Is that enough to make me want to keep buying it? *waggles hand indecisively*

Kaiju Score #2, by James Patrick (writer), Rem Broo (artist), Dave Sharpe (letterer) - I see she has her Rubik's Cube. Little known fact that kaiju are fascinated by those. Also easily infuriated by them, though.

They get an opportunity to pull the heist. The kaiju's even sleeping right near the museum. But Marco's figured out his ace safecracker isn't who she says she is. Rather, she's a small-timer trying to save the lives of her crew by sneaking into this job on behalf of the Romanian mob. However, he doesn't any choice but to roll with it. Unfortunately, Pierson decided to audible and just kill the security guards, including their inside guy, which I'm sure won't come back to bite them. And the one thing Marco always overlooks rears its gigantic head.

Of the two, I like this second issue a little better. There's more going on, it's not relying so heavily on my investment in the mood to carry it. It spends a little time on the other characters, their motivations.

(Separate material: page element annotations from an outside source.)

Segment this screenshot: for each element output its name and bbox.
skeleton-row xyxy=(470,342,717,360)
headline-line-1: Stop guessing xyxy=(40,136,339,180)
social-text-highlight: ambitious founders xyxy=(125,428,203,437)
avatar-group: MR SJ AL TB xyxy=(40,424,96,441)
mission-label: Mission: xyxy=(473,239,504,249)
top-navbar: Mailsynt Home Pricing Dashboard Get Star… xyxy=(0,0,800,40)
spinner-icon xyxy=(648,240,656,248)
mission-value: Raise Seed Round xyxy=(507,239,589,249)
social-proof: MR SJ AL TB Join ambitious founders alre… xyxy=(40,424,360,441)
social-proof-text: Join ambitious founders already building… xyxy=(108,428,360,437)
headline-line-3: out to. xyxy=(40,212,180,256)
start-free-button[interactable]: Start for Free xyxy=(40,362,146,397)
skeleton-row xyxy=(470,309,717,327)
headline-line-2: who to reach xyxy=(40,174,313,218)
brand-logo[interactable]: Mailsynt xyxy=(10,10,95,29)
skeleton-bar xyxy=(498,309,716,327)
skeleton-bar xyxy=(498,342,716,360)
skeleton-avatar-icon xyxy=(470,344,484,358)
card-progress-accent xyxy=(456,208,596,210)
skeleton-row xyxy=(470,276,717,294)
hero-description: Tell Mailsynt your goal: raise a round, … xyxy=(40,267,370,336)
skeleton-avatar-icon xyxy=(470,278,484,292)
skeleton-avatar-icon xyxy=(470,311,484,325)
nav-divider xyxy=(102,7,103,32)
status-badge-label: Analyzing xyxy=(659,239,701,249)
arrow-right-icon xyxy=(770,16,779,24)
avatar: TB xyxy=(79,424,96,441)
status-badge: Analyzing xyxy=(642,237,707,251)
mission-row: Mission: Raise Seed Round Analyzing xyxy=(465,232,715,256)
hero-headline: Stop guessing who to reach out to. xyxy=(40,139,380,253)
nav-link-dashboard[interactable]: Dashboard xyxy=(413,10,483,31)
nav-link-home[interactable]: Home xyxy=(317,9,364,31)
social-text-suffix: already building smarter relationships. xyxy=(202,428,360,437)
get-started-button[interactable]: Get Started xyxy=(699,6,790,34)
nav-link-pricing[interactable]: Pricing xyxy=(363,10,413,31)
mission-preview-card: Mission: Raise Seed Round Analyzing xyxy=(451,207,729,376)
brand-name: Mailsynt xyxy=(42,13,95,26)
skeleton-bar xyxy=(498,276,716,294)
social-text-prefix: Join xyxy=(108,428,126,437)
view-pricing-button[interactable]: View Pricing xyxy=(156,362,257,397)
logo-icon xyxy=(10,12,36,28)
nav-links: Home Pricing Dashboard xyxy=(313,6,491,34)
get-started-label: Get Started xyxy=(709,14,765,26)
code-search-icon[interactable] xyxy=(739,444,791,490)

Pierson isn't being a dick strictly because he's convinced Marco's going to botch this. I mean, he is a dick, that's clear, but he's also just unhappy with this situation. He's supposed to be on vacation, and he just wants to get it done as quickly as possible. So he's going to cut corners anywhere he can, because he doesn't give a shit about whatever beautiful design Marco had in mind. It's not about that for him, or protecting a family, or rebuilding his rep. It's just shit work. I been there.

While Rem Broo does an excellent job making it look completely disgusting, I could have gone the rest of my life without the concept of "ticks, but for giant monsters" in my mind. Yikes. I guess next issue we might get to see how Broo handles drawing a giant monster fight. Or at least part of it, since I assume that'll be in the background while Marco and the others try to make this work.